KANSAS CITY -- Fans arrive at Kauffman Stadium knowing they are likely to enjoy one of the game’s best young shortstops. Over the weekend, however, Rockies rookie Ezequiel Tovar showed that there was more than one new-breed shortstop in town.
Tovar, 21, came away impressed with Witt, who turns 23 in less than two weeks.
“I didn’t know him before, but man he is really good,” Tovar said. “But I don’t compete. I just compete with myself.”
On Friday, Tovar battled the wind to catch an infield pop and doubled a straying Witt off first base.
Tovar added a double as part of a six-run eighth inning in a 7-2 Rockies victory.
Tovar also went 2-for-3 in Saturday’s 6-4 victory and doubled for one of the Rockies’ eight hits in their 2-0 series finale loss.

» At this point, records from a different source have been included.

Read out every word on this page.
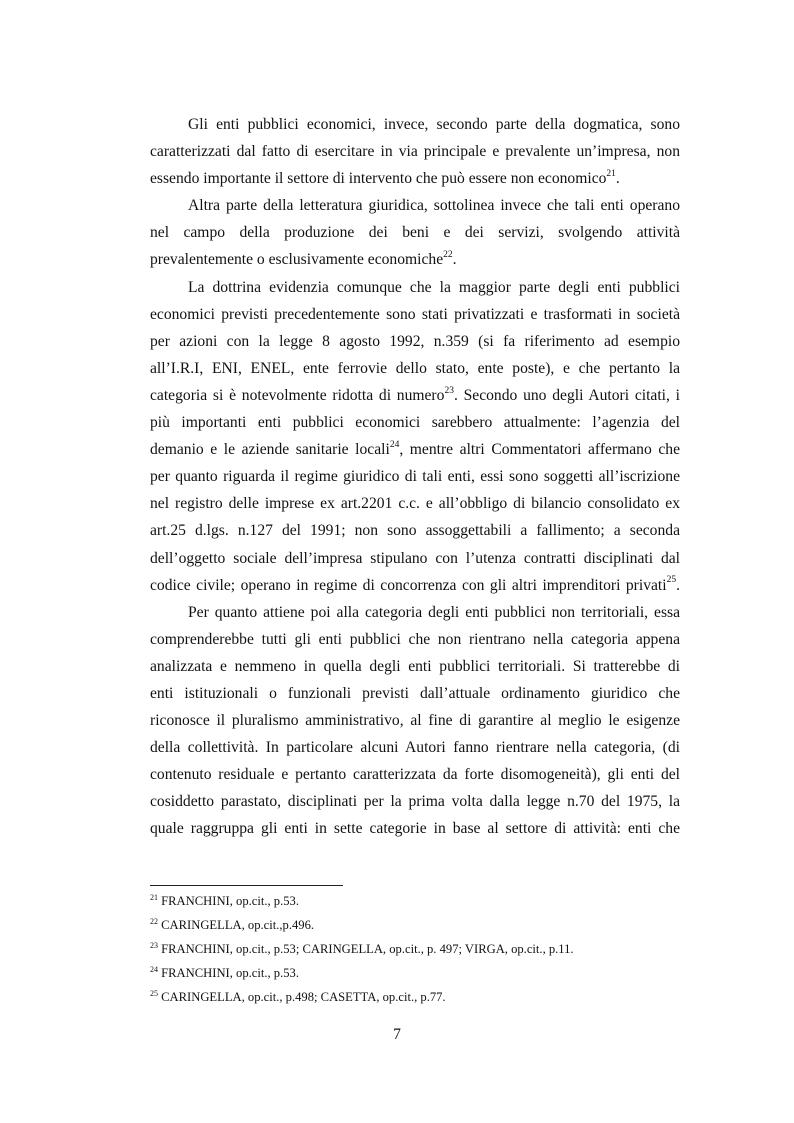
Gli enti pubblici economici, invece, secondo parte della dogmatica, sono
caratterizzati dal fatto di esercitare in via principale e prevalente un’impresa, non
essendo importante il settore di intervento che può essere non economico$^{21}$.
Altra parte della letteratura giuridica, sottolinea invece che tali enti operano
nel campo della produzione dei beni e dei servizi, svolgendo attività
prevalentemente o esclusivamente economiche$^{22}$.
La dottrina evidenzia comunque che la maggior parte degli enti pubblici
economici previsti precedentemente sono stati privatizzati e trasformati in società
per azioni con la legge 8 agosto 1992, n.359 (si fa riferimento ad esempio
all’I.R.I, ENI, ENEL, ente ferrovie dello stato, ente poste), e che pertanto la
categoria si è notevolmente ridotta di numero$^{23}$. Secondo uno degli Autori citati, i
più importanti enti pubblici economici sarebbero attualmente: l’agenzia del
demanio e le aziende sanitarie locali$^{24}$, mentre altri Commentatori affermano che
per quanto riguarda il regime giuridico di tali enti, essi sono soggetti all’iscrizione
nel registro delle imprese ex art.2201 c.c. e all’obbligo di bilancio consolidato ex
art.25 d.lgs. n.127 del 1991; non sono assoggettabili a fallimento; a seconda
dell’oggetto sociale dell’impresa stipulano con l’utenza contratti disciplinati dal
codice civile; operano in regime di concorrenza con gli altri imprenditori privati$^{25}$.
Per quanto attiene poi alla categoria degli enti pubblici non territoriali, essa
comprenderebbe tutti gli enti pubblici che non rientrano nella categoria appena
analizzata e nemmeno in quella degli enti pubblici territoriali. Si tratterebbe di
enti istituzionali o funzionali previsti dall’attuale ordinamento giuridico che
riconosce il pluralismo amministrativo, al fine di garantire al meglio le esigenze
della collettività. In particolare alcuni Autori fanno rientrare nella categoria, (di
contenuto residuale e pertanto caratterizzata da forte disomogeneità), gli enti del
cosiddetto parastato, disciplinati per la prima volta dalla legge n.70 del 1975, la
quale raggruppa gli enti in sette categorie in base al settore di attività: enti che
$^{21}$ FRANCHINI, op.cit., p.53.
$^{22}$ CARINGELLA, op.cit.,p.496.
$^{23}$ FRANCHINI, op.cit., p.53; CARINGELLA, op.cit., p. 497; VIRGA, op.cit., p.11.
$^{24}$ FRANCHINI, op.cit., p.53.
$^{25}$ CARINGELLA, op.cit., p.498; CASETTA, op.cit., p.77.
7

Tovar’s impact is growing. From Opening Day to April 25, Tovar struggled to a .187/.247/.240 slash line with four doubles, seven RBIs and 25 strikeouts in 22 games. But the Rockies’ commitment to Tovar as the shortstop of their next phase never wavered.
Since April 26, he has rewarded them by slashing .285/.325/.504 with 13 doubles, a triple and four home runs.
Laying off the low-and-outside breaking ball is still a work in progress, as evidenced by his 36 strikeouts in the 35-game period. But the team is 17-18 in those games. One reason is Tovar’s offensive impact, not to mention his increasingly comfortable glovework, to lead an infield that has improved dramatically since the first month.
Two confidence-building actions -- one seen, one unseen -- in the last week and a half have propelled Tovar.
Tovar provided the walk-off single in a 7-6 home victory over the Marlins on May 25. Before the next game, against Mets star Max Scherzer, hitting coach Hensley Meulens felt there was a breakthrough. Tovar drew two walks against Scherzer and has had 12 hits, including a home run and six doubles, in the nine games since.
“Working with ‘Bam Bam’ [Meulens] the plan has always been the same -- he wants me to maintain my aggressiveness throughout the whole approach, but communicating with him and having the right game plan,” Tovar said.
The best endorsement from manager Bud Black is Tovar has so lived up to the scouting reports on his maturity that “we sort of take it for granted.” Then Tovar reminds him by making easy work of difficult plays, like this chopper he handled to throw out the D-backs’ speedy Jake McCarthy.
But Black believes Tovar will be one of the new shortstops that folks will appreciate for years to come.
“There was a generation of shortstops a couple of decades ago -- Derek Jeter, Alex Rodriguez, Nomar Garciaparra … I’m missing some, but they were Hall of Fame-type players,” Black said. “Now there’s an influx of new young shortstops, with our guy, Witt, and we’ll see the guy the Yankees have, Anthony Volpe.
“There are some good ones. Our guy is going to be right there with them all.”